Mathew George Paxford was 27 when he took his life on March 24, 2016.
State Coroner David Whittle also heard of another case at the same hospital in 2021 where another similar suicide attempt was thwarted only by swift medical intervention.
The findings of an inquest into Mr Paxton’s death, handed down on Friday, found his mental health had been in decline in the preceding days.
Mr Whittle found while it was unclear whether Mr Paxford’s death was ultimately preventable, he should not have been left alone in a room.
The inquest heard Mr Paxford voluntarily admitted himself to the hospital’s mental health ward with the help of his family.
The next day, he left the hospital by jumping over a wall and went home.
He was taken back to the hospital in a distressed state, bidding his parents goodbye in a way that gave them great concern.
A nurse became worried enough about Mr Paxford’s state of mind that she left the room, closing the door behind her, to start the process of having him detained under an inpatient order.
The nurse later told the inquest that she closed the door because she was concerned Mr Paxford would try to leave the hospital again.
In the 10 to 20 minutes Mr Paxford was left alone in the room, he took his own life using a door adjoining the toilet.
Mr Whittle found Mr Paxford should not have been left alone in the room.
He said while the parts of the doors in the mental health ward at the hospital had been modified in the aftermath of Mr Paxford’s death, a decision had been made to keep them in place.

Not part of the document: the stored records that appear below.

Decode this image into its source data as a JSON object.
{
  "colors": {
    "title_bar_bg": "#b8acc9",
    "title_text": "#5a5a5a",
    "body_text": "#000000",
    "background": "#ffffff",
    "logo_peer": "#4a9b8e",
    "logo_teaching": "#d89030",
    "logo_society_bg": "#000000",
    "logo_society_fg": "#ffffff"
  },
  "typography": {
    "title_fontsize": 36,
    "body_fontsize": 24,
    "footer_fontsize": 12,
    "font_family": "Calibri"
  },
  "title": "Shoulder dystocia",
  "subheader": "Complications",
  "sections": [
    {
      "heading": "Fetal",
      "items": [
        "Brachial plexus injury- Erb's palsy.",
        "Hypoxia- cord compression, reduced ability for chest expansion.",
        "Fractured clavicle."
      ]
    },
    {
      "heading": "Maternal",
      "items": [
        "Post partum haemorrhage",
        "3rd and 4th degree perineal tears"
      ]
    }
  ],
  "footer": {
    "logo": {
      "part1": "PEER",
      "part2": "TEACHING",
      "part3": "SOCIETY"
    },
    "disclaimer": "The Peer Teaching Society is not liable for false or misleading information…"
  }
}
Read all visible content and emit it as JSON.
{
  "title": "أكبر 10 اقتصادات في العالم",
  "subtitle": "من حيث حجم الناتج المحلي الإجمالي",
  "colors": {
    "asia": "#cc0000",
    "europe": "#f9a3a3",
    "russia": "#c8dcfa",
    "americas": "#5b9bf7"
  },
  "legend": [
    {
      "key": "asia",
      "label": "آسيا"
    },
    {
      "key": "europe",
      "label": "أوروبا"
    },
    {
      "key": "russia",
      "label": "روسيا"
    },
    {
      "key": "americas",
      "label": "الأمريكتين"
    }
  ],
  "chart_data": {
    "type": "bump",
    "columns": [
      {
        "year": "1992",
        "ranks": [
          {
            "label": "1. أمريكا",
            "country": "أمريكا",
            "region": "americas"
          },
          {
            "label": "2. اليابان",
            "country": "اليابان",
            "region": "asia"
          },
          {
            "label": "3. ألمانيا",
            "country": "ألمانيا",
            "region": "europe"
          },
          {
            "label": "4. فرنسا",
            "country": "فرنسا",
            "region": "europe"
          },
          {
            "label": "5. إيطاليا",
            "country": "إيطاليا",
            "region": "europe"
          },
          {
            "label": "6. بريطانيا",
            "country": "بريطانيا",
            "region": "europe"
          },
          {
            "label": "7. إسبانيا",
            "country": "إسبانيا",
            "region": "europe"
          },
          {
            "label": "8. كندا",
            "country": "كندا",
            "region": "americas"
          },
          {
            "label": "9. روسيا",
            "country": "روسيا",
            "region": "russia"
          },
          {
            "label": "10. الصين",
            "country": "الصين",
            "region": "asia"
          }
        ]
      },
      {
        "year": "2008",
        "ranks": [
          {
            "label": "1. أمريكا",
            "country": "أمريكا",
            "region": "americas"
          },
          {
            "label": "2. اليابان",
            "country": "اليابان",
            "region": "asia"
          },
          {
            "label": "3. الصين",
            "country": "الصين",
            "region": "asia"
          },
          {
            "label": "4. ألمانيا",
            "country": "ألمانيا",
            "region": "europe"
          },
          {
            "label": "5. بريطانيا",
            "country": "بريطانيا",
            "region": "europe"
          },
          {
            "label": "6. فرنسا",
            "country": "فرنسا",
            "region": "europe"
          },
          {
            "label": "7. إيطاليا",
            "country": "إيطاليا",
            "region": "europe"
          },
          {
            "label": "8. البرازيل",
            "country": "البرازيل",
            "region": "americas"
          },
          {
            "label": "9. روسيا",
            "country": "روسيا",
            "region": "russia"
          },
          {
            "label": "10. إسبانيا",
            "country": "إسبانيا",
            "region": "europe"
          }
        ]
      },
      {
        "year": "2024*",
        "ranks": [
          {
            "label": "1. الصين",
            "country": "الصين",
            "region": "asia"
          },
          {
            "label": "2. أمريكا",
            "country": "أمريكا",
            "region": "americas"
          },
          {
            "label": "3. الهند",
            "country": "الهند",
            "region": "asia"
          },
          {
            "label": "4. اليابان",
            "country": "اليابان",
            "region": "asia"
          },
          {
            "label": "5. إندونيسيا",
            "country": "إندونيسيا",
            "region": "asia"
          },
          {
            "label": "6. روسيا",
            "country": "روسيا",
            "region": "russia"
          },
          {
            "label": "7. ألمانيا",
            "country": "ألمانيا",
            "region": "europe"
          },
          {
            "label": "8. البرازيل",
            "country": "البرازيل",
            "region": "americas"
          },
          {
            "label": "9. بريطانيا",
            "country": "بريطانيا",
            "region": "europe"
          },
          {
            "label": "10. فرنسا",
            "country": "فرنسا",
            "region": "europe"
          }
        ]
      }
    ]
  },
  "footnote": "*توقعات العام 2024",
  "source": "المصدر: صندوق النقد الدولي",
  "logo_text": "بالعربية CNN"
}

On July 13, 2021, another patient tried to take their own life in a similar way.
Mr Whittle said the approach of balancing the risk of suicide with the concerns for privacy were “unacceptable” when the consequences could be so devastating.
As a result, all en suite doors have been removed in the Mount Gambier Hospital mental health ward with new doors set to be delivered soon.
Mr Whittle recommended all en suite doors in acute mental health wards across the state should be reviewed and modified if needed to prevent further deaths.